Computerworld

Borland CEO oversees changing course

Since joining Inprise in 1996, then Borland International, CEO Del Yocam (pictured) has overseen several acquisitions and reorganisations designed to focus the company's resources on enterprise tools and the middleware market. Prior to taking over at Inprise, Yocam presided over a turnaround effort at Tektronix, and served as executive vice president and chief operating officer at Apple Computer. Ted Smalley Bowen sat down with Yocam to discuss the future of Inprise.

IDG: What were the reasons behind the restructuring and divisional reorganisation of Inprise?

Yocam: Most everything that we did last year was done with a focus and direction to the enterprise. With the Visigenic [middleware] acquisition and product releases throughout the year, culminating with our application server announcement in December. There are also 3 million independent developers that have purchased our products in the past, and the more I realised we had such a franchise that we were moving away from, I knew I had to do something to reinforce that we wanted them to be part of the family.

What is the status of the reorganisation in terms of the logistics?

Jim Weil, who will lead the Inprise division in California, and John Floisand, who is head of borland.com in the facility, are in the process of putting together their teams. [Both report to Yocam.] And, we will have a corporate group of 10 to 15 people, with 25 to 50 people making the move from Scotts Valley to San Mateo. Borland.com and the corporate offices are in the Scotts Valley campus for the time being. In time, we will look at a sell/lease-back deal to remain in that facility. The borland.com division will con-tinue to develop and enhance Delphi, C++ Builder, JBuilder, MIDAS [Materials Inventory Data Acquisition System] and InterBase. Inprise will focus on our enterprise tools, middleware, and application server products. We hope to have it all ironed out at end of the first quarter.

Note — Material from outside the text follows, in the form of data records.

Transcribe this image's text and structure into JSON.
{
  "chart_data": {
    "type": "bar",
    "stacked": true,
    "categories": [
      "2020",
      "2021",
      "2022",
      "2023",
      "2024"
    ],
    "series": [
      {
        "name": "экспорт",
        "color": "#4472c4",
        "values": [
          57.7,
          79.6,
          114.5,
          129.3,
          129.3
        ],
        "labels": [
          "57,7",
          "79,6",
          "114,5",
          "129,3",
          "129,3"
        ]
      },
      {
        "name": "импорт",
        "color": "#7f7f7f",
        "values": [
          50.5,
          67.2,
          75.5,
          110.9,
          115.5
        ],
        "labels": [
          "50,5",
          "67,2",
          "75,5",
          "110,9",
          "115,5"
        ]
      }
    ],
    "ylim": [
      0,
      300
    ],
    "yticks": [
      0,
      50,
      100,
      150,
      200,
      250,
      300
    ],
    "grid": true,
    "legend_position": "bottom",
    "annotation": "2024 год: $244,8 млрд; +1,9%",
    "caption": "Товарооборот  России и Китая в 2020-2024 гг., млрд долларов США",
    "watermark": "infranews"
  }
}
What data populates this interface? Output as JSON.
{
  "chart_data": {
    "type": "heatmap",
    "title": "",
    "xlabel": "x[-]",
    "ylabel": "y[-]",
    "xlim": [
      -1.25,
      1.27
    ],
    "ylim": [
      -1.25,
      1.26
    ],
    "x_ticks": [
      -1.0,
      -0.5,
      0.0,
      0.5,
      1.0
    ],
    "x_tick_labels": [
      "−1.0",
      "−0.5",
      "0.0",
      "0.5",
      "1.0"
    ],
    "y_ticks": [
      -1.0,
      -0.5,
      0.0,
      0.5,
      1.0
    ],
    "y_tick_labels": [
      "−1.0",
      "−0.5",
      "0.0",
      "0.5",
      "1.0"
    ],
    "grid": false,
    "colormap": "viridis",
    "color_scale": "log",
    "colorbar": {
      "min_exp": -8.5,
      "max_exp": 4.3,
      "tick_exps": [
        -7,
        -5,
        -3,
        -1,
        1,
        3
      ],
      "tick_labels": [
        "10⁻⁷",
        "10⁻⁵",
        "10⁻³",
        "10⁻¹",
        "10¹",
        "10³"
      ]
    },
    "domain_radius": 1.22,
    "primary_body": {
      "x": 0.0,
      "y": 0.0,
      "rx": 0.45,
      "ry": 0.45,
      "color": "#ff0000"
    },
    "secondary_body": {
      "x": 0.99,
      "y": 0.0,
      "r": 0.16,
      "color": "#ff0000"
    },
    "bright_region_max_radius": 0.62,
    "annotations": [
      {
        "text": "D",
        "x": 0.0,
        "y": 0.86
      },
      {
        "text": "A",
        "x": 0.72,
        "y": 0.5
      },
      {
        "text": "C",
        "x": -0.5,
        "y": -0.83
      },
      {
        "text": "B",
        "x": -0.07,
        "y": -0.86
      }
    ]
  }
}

What products are strategic to borland.com moving forward?

The borland.com division is definitely focused on development tools for the individual and corporate developer. We will want to offer other companies' products with the borland.com name. We want to have the portal for the developer to be the borland.com Web site. We've been talking to vendors of third-party add-on tools, and companies with other tools that perhaps will take us further along into the Internet, as well as books and periodicals.

The America Online-Netscape-Sun deal would seem to provide a very compelling line of products and solutions. IBM is trying to put together a top-to-bottom set of solutions, and so is Microsoft. How will Inprise stand out against these to deliver the best overall enterprise application server and integration suite?

We are cross-platform, open, and scalable. We are the leader in Java, CORBA, and Windows technologies. We have the leading object request broker and the leading Java development environment - 80 per cent of the application servers out there use VisiBroker. We are an application infrastructure company.

What's wrong with the approach taken by the other vendors?

It's the proprietary nature of some of those companies.

Is Sun's wish to be both the steward of Java and a provider of Java-based products realistic? How as a partner on Java technology and competitor on products do you manage this? What should Sun do? Who could take over Java stewardship if it came to that?

There is the opportunity for them to be the father of this cross-platform, open and scalable technology. Having said that, will they go the direction of fostering this over the long term, or will they in themselves become a Microsoft on the other side?

No one company has all the great ideas, technologies, and innovation. With us, it's been smooth sailing so far, [but] the Object Management Group needs to play a bigger role. They really need to continue to be a salient voice in the industry.